How I long for a trip, don’t need no grip,
I’m taking one more ride
‘Way out there in the prairie air,
I guess it’s in my hide…”
       –Bob Nolan

“It isn’t the stations one has to worry about, it’s the side tracks…  So many become sidetracked and missed the things that were worthwhile.”
     –Louis L’Amour

Hard to believe that after 39 years that I do not have any actual teaching days left.  However, just to let you know that I’m longing for a trip.  Not one out of the country, that’s for sure, but a new trail to travel in life.  It is definitely one that Annie and I have never traveled before, so much of what we will face will be new territory for you.

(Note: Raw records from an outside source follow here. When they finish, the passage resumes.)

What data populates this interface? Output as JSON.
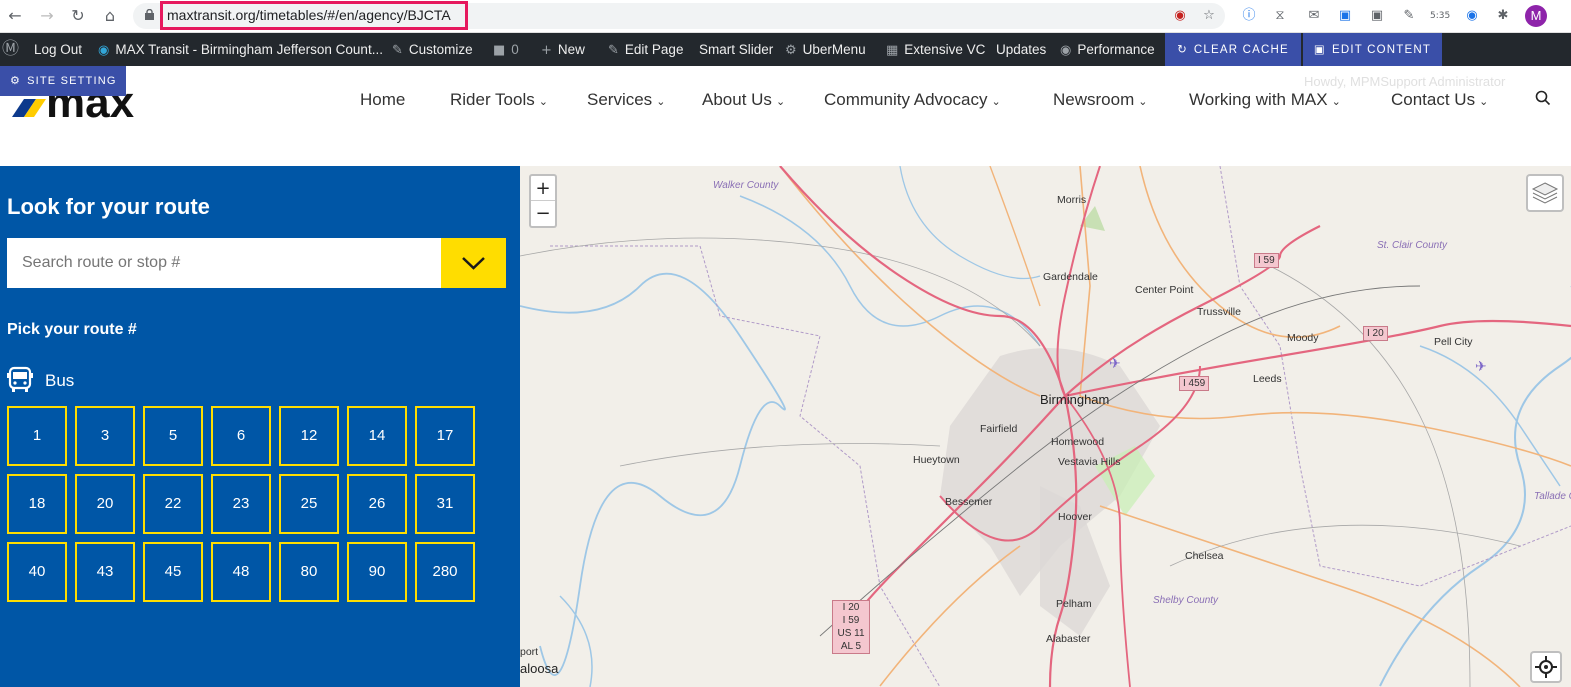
{
  "browser": {
    "url": "maxtransit.org/timetables/#/en/agency/BJCTA",
    "avatar_letter": "M",
    "clock": "5:35"
  },
  "adminbar": {
    "log_out": "Log Out",
    "site_name": "MAX Transit - Birmingham Jefferson Count...",
    "customize": "Customize",
    "comments": "0",
    "new": "New",
    "edit_page": "Edit Page",
    "smart_slider": "Smart Slider",
    "ubermenu": "UberMenu",
    "extensive_vc": "Extensive VC",
    "updates": "Updates",
    "performance": "Performance",
    "clear_cache": "CLEAR CACHE",
    "edit_content": "EDIT CONTENT",
    "howdy": "Howdy, MPMSupport Administrator"
  },
  "site_setting": "SITE SETTING",
  "nav": {
    "home": "Home",
    "rider_tools": "Rider Tools",
    "services": "Services",
    "about_us": "About Us",
    "community_advocacy": "Community Advocacy",
    "newsroom": "Newsroom",
    "working_with_max": "Working with MAX",
    "contact_us": "Contact Us"
  },
  "panel": {
    "title": "Look for your route",
    "search_placeholder": "Search route or stop #",
    "pick_label": "Pick your route #",
    "bus_label": "Bus",
    "routes": [
      "1",
      "3",
      "5",
      "6",
      "12",
      "14",
      "17",
      "18",
      "20",
      "22",
      "23",
      "25",
      "26",
      "31",
      "40",
      "43",
      "45",
      "48",
      "80",
      "90",
      "280"
    ]
  },
  "map": {
    "zoom_in": "+",
    "zoom_out": "−",
    "places": {
      "walker_county": "Walker County",
      "morris": "Morris",
      "gardendale": "Gardendale",
      "center_point": "Center Point",
      "trussville": "Trussville",
      "moody": "Moody",
      "pell_city": "Pell City",
      "st_clair_county": "St. Clair County",
      "birmingham": "Birmingham",
      "leeds": "Leeds",
      "fairfield": "Fairfield",
      "homewood": "Homewood",
      "hueytown": "Hueytown",
      "vestavia_hills": "Vestavia Hills",
      "bessemer": "Bessemer",
      "hoover": "Hoover",
      "chelsea": "Chelsea",
      "pelham": "Pelham",
      "shelby_county": "Shelby County",
      "alabaster": "Alabaster",
      "talladega_county": "Tallade Coun",
      "tuscaloosa": "aloosa",
      "airport": "port"
    },
    "shields": {
      "i59": "I 59",
      "i20": "I 20",
      "i459": "I 459",
      "multi": [
        "I 20",
        "I 59",
        "US 11",
        "AL 5"
      ]
    }
  }
}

With retirement (or retreading) looming on the horizon we are taking one more ride.  The plan is to move to the community of Coldspring, population under 900.  That’s my size of town.  It was founded because of the cold spring located there, and the first post office was established in 1847 with the community being named Coonskin.  It was in 1850, that the town became known as Coldspring.

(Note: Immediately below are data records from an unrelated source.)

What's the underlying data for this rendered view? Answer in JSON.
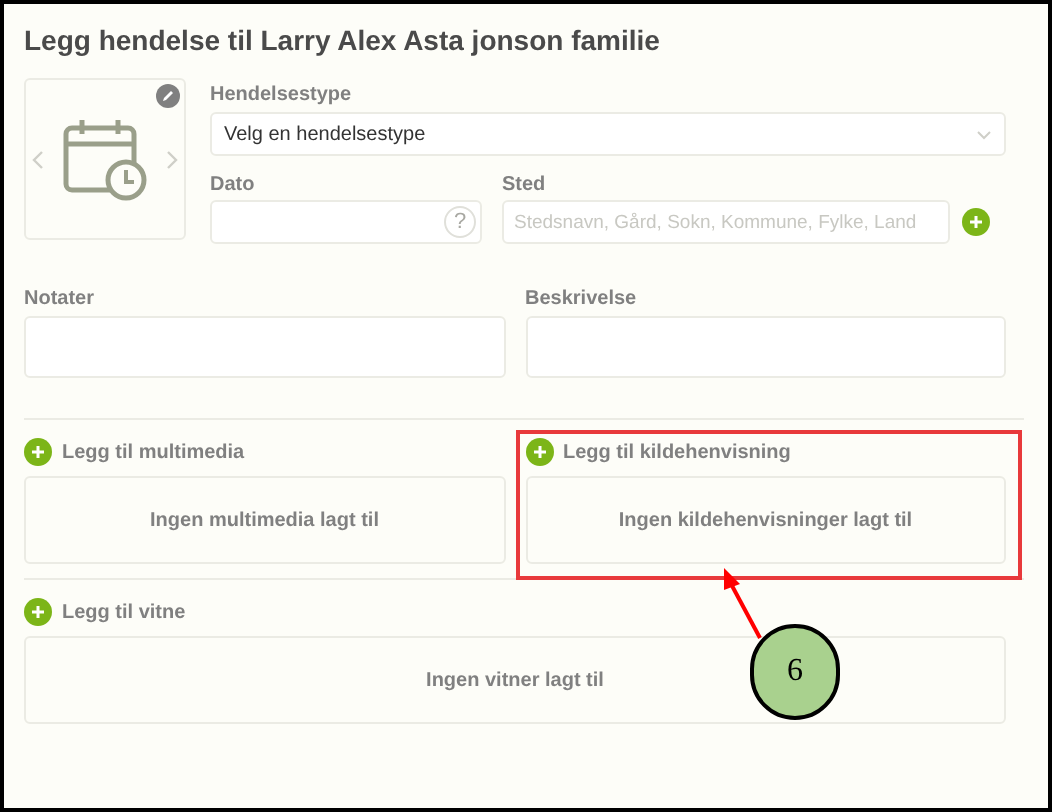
{
  "title": "Legg hendelse til Larry Alex Asta jonson familie",
  "event_type": {
    "label": "Hendelsestype",
    "value": "Velg en hendelsestype"
  },
  "date": {
    "label": "Dato",
    "help": "?"
  },
  "place": {
    "label": "Sted",
    "placeholder": "Stedsnavn, Gård, Sokn, Kommune, Fylke, Land"
  },
  "notes": {
    "label": "Notater"
  },
  "description": {
    "label": "Beskrivelse"
  },
  "sections": [
    {
      "label": "Legg til multimedia",
      "empty": "Ingen multimedia lagt til",
      "highlighted": false
    },
    {
      "label": "Legg til kildehenvisning",
      "empty": "Ingen kildehenvisninger lagt til",
      "highlighted": true
    }
  ],
  "witnesses": {
    "label": "Legg til vitne",
    "empty": "Ingen vitner lagt til"
  },
  "callout": "6"
}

Maybe I would prefer the prairie air, actually the mountain air, but I will settle for the forest.  It must be engrained in my hide, but it has sure taken its time to get here.  There have been vacations to the High Lonesome and to the prairie and desert regions, but now there will be temporary settlement in the forests of East Texas.
By temporary, I mean that the day will come for me, for us all, to make that last trip.  For sure, on that journey, whether by rapture or by the grave, we will not be taking a grip along with us.  (For you modern folk, a grip was a suitcase).  In fact, in this new trail we are traveling we are certainly learning the need for downsizing.  People just seem to accumulate “stuff” throughout life.  Not that it is all bad, but much of it is unnecessary.
A few years ago I did a study on Abraham.  He has become one of my favorite Bible characters.  There were a few times in his life where he had to pack up and move.  He never bothered to build a house, for he never knew when God was going to tell him to move.  Part of it was his location and part of it was due to his vocation.  He lived in a tent, but that tent was really a home.  An interesting item in the life of Abraham is that it was his normal custom, though a couple of times he neglected it, was that when he pitched his tent he built an altar.  Right there is a good lesson for us.  The tent/home should be where the heart is and with that there should also be an altar built in worship to the Lord.

“After that, Abram traveled south and set up camp in the hill country, with Bethel to the west and Ai to the east. There he built another altar and dedicated it to the Lord, and he worshiped the Lord.”